What has inspired the most consternation, however, is not the pope’s acceptance of the scientific consensus but his overall critique of the “throwaway culture,” corporate greed, and political paralysis that are ruining the planet. He does not mince words. “The earth, our home,” he writes, “is beginning to look more and more like an immense pile of filth.”

For Francis, climate change is just one part of a larger ecological crisis that also involves the extinction of plant and animal species and the accumulation of waste. And this ecological crisis, he believes, is part of a larger ethical failure that also involves the way we treat the poor, the disabled, the unborn, and the future generations who will inherit the world we’re destroying. Extending a basic element of the church’s social teaching, Francis calls for “intergenerational solidarity,” as well as solidarity with other creatures. He calls on people in the developed world to put down their digital devices long enough to consider the effect of their choices—as consumers and citizens—on fellow creatures thousands of miles or hundreds of years away.
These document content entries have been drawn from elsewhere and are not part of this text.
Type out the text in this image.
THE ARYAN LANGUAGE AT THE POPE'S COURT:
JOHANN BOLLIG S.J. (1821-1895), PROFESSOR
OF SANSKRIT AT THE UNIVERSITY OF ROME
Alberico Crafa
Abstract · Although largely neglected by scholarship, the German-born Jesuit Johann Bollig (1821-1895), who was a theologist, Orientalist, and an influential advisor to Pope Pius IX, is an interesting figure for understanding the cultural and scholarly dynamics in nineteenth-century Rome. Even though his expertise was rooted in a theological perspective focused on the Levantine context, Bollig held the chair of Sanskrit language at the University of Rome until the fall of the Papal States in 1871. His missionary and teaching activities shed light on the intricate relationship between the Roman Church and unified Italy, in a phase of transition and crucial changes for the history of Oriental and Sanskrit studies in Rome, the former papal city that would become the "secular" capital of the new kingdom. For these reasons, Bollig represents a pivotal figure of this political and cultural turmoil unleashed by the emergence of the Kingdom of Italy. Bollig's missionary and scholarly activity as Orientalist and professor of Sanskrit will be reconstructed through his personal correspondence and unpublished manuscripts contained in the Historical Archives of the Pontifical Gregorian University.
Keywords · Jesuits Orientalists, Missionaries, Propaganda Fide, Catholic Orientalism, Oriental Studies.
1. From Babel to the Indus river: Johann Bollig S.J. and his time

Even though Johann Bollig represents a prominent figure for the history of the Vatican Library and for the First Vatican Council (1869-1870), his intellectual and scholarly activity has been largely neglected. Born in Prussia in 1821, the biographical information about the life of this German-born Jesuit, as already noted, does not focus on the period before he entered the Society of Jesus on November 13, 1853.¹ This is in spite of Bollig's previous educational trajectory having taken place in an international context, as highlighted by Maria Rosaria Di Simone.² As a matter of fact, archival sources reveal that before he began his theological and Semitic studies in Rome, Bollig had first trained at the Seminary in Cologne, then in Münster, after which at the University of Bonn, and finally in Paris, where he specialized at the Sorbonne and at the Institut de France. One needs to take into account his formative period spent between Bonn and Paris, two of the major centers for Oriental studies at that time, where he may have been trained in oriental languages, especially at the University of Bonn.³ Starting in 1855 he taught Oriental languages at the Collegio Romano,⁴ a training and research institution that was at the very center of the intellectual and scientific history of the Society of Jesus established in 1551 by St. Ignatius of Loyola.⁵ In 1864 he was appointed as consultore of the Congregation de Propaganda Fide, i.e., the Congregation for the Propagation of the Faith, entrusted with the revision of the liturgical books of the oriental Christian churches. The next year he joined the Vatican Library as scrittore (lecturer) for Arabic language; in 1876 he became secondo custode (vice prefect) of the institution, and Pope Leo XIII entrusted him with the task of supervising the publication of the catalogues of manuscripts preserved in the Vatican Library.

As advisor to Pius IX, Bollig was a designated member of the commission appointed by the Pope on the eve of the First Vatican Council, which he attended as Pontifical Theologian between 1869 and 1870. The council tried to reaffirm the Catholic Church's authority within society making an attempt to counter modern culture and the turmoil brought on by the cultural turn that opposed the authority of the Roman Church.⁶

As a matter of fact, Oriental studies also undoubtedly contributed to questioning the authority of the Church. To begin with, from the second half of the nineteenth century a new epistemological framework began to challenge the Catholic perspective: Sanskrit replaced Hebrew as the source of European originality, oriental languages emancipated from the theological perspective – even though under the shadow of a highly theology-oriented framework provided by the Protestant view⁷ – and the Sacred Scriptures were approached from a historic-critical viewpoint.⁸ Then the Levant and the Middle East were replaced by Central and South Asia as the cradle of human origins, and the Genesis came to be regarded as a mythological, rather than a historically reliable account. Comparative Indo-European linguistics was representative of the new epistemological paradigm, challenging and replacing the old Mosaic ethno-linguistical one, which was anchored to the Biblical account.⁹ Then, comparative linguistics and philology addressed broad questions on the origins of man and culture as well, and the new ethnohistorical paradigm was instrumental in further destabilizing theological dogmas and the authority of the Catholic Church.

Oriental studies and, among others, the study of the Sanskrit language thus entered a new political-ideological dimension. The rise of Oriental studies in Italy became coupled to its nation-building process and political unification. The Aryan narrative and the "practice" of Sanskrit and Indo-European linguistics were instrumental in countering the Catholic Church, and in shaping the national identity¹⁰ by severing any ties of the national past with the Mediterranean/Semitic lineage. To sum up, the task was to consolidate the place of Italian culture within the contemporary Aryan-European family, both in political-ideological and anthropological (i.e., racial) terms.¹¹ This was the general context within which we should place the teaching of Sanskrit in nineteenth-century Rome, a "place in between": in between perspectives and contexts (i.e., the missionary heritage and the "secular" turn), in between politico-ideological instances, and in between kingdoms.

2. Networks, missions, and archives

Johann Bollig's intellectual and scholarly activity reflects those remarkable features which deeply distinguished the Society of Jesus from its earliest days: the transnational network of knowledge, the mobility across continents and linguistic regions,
It is an impressive vision, and a deeply challenging one. “Everything is connected,” as Francis writes at several points in the encyclical. One cannot separate ecology from economics, or economics from ethics, or ethics from politics. Above all, one cannot separate what Francis, following Benedict, calls “human ecology” from the rest of creation. The careless habits of mind and heart that allow us to pollute and waste also allow us to treat other human beings as disposable. “A true ecological approach,” Francis writes, “always becomes a social approach; it must integrate questions of justice in debates on the environment, so as to hear both the cry of the earth and the cry of the poor.”

The pope does not pretend to have a comprehensive solution to all the ecological problems mentioned in Laudato Si’. He calls for “enforceable international agreements” and a legal framework that can “ensure the protection of ecosystems”—good suggestions, but also somewhat vague. At one point he criticizes cap-and-trade programs as inadequate, but elsewhere he cites Benedict’s observation that “the economic and social costs of using up shared environmental resources” should be “recognized with transparency and fully borne by those who incur them, not by other peoples or future generations.” That, one could argue, is exactly what cap-and trade is designed to ensure. In any case, Francis knows better than to let the best become the enemy of the good: “Until greater progress is made in developing widely accessible sources of renewable energy, it is legitimate to choose the lesser of two evils or to find short-term solutions.”

The most important thing is to recognize the urgency of the problem, and to accept that the only way to solve it is “by our decisive action, here and now.” We cannot wait for the magic of markets or new machines to save us from our predicament. We will have to face it head on, by means of political engagement at every level—local, national, and international. Historically, democracies have been better at dealing with emergencies than with long-term problems like climate change. We must somehow correct that tendency, and learn to look beyond the next election, as well as the next profit report. Francis remains hopeful: human beings, he reminds us, are "capable of rising above themselves, choosing again what is good, and making a new start.” That is all that is required, and nothing less will be enough.